Title: Reverend Henry C. Wright Proposes The Natick Resolution
Start date: 1859-11-24
End date: 1859-11-24
Content: The Natick Observer
Henry C. Wright. This gentleman lectured to an overflowing house in this village on Sunday last. His remarks were upon a resolution which he submitted to the meeting, the substance of which was as follows:
“Whereas, resistance to tyrants is obedience to God, therefore, Resolved, That it
is the right and duty of slaves to resist their masters, and it is the duty of the North
to incite them to resistance, and aid them in it”

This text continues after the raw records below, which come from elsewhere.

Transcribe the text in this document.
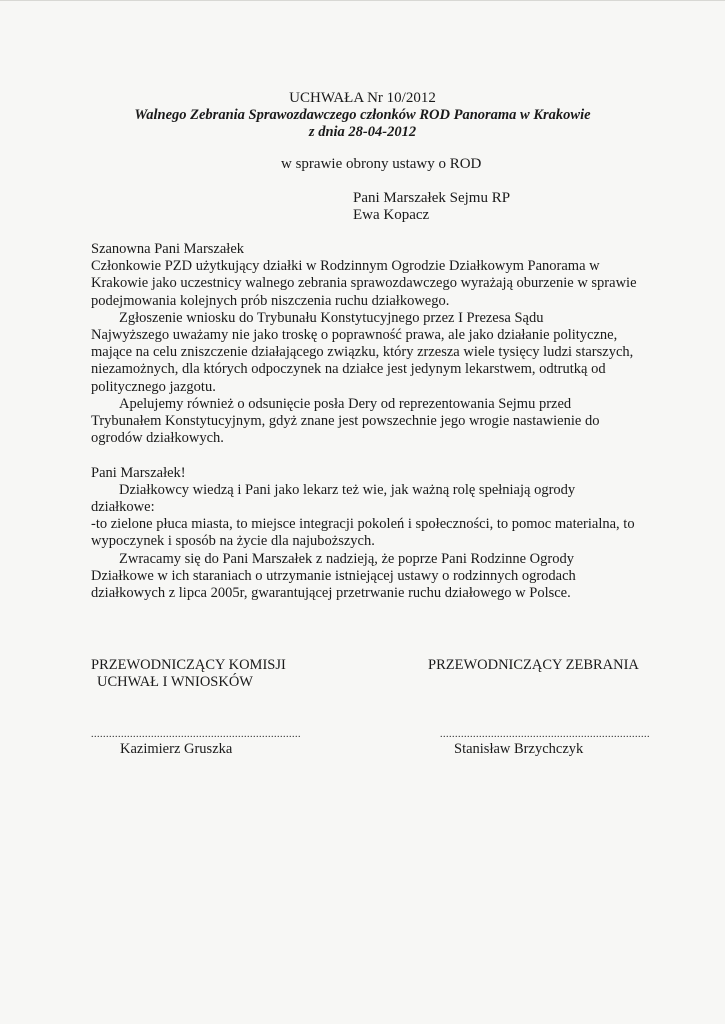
UCHWAŁA Nr 10/2012
Walnego Zebrania Sprawozdawczego członków ROD Panorama w Krakowie
z dnia 28-04-2012
w sprawie obrony ustawy o ROD
Pani Marszałek Sejmu RP
Ewa Kopacz

Szanowna Pani Marszałek

Członkowie PZD użytkujący działki w Rodzinnym Ogrodzie Działkowym Panorama w
Krakowie jako uczestnicy walnego zebrania sprawozdawczego wyrażają oburzenie w sprawie
podejmowania kolejnych prób niszczenia ruchu działkowego.

Zgłoszenie wniosku do Trybunału Konstytucyjnego przez I Prezesa Sądu
Najwyższego uważamy nie jako troskę o poprawność prawa, ale jako działanie polityczne,
mające na celu zniszczenie działającego związku, który zrzesza wiele tysięcy ludzi starszych,
niezamożnych, dla których odpoczynek na działce jest jedynym lekarstwem, odtrutką od
politycznego jazgotu.

Apelujemy również o odsunięcie posła Dery od reprezentowania Sejmu przed
Trybunałem Konstytucyjnym, gdyż znane jest powszechnie jego wrogie nastawienie do
ogrodów działkowych.

Pani Marszałek!

Działkowcy wiedzą i Pani jako lekarz też wie, jak ważną rolę spełniają ogrody
działkowe:

-to zielone płuca miasta, to miejsce integracji pokoleń i społeczności, to pomoc materialna, to
wypoczynek i sposób na życie dla najuboższych.

Zwracamy się do Pani Marszałek z nadzieją, że poprze Pani Rodzinne Ogrody
Działkowe w ich staraniach o utrzymanie istniejącej ustawy o rodzinnych ogrodach
działkowych z lipca 2005r, gwarantującej przetrwanie ruchu działowego w Polsce.

PRZEWODNICZĄCY KOMISJI
UCHWAŁ I WNIOSKÓW
PRZEWODNICZĄCY ZEBRANIA
......................................................................	......................................................................
Kazimierz Gruszka	Stanisław Brzychczyk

Upon rising, Mr. Wright stated that he should offer the above resolution, after which he hoped that it would be discussed by any one present who chose to do so, and at the close of the meeting it should be voted upon. He also recommended that the audience choose a Chairman, in accordance with which, Mr. D. M Gerry was selected to preside. Mr. W(right) then took the affirmative, and spoke about an hour and forty minutes urging the people of the free States to religiously, politically, socially, domestically and commercially treat the slaveholder as they would a robber, a murderer, or a pirate. He spoke of the recent affair at Harper’s Ferry, eulogizing briefly the leader of that movement and expressing a hope that the meeting would adjourn to the day of the execution of John Brown, when the same hall might be filled to take such views of the fate of that man as they might deem necessary. At the close of his speech, the resolution was again read, and adopted by the audience, the vote however being very small.
The Natick Observer states that the Rev. Wright lectured to an overflowing crowd. The meeting was held in the schoolhouse located in the center of Natick . On page 268 in The Life of Henry Wilson by Thomas Russell and Elias Nason (Boston, 1872) it is stated: “…the question was put, and perhaps fifteen or twenty persons in the meeting of seven or eight hundred, voted for the resolution.”
According to Russell and Nason, Henry Wilson was present but refrained from speaking. It should also be noted that the population of Natick in 1859 was about 5,000.